Not this year. Maybe never again, given the team’s negotiating position amid intense media and fan pressure to sign Melton. After losing Pro Bowl defensive tackle Jason Hatcher to the division rival Redskins, and faced with the prospect of remaking a line that generated an anemic 34 sacks last season, the Cowboys were apparently prepared to let Melton walk rather than overpay him. That suggests a kind of long-term organizational building strategy that we’re not used to seeing from this front office.

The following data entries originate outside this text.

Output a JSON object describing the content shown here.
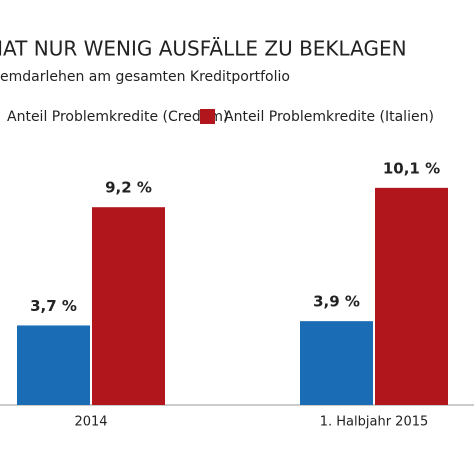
{
  "chart_data": {
    "type": "bar",
    "title": "HAT NUR WENIG AUSFÄLLE ZU BEKLAGEN",
    "subtitle": "emdarlehen am gesamten Kreditportfolio",
    "categories": [
      "2014",
      "1. Halbjahr 2015"
    ],
    "series": [
      {
        "name": "Anteil Problemkredite (Credem)",
        "color": "#1a6db4",
        "values": [
          3.7,
          3.9
        ],
        "value_labels": [
          "3,7 %",
          "3,9 %"
        ]
      },
      {
        "name": "Anteil Problemkredite (Italien)",
        "color": "#b0161b",
        "values": [
          9.2,
          10.1
        ],
        "value_labels": [
          "9,2 %",
          "10,1 %"
        ]
      }
    ],
    "ylim": [
      0,
      12
    ]
  }
}
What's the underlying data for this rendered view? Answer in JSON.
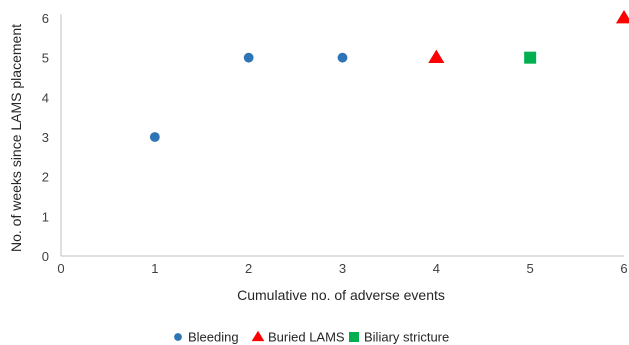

What makes their stance with Melton even more impressive is that it was not born of necessity. The Cowboys could have freed up more than $8 million in cap space by exercising restructures on Carr and another high-priced veteran, tight end Jason Witten. Add that to the existing $7 million in cap room and Dallas could have had more than $15 million to throw at Melton this season.
In fact, that kind of money could have made Dallas Day 1 players in the free-agency game, generating headlines by hosting the elite of the 2014 class at Valley Ranch.
But instead of bow to the pressure and assure Melton join the Cowboys at the cost of borrowing against future caps, the team made its pitch and let him walk. The signing of Melton means fans can at least begin to be optimistic about improved production from the defensive line in 2014. The manner in which they signed Melton is the bigger story, and cause for hope beyond this upcoming season.
The Cowboys were already free agency winners before the Melton signing. Addition by subtraction: They resisted the temptation to overpay two of their own aging defensive linemen whose most productive days are very likely behind them. Patience and prudence: They stayed silent on Day 1 of free agency, when every year good players sign contracts they can never hope to live up to. Frugal and far-thinking: They refused to bow to short-term pressure and perception, borrowing against future caps and thus weakening future rosters by restructuring a couple of high-priced veterans.
Then, on top of all that, the Cowboys got their man in Henry Melton, and they got him at their price. Well played, Jerry.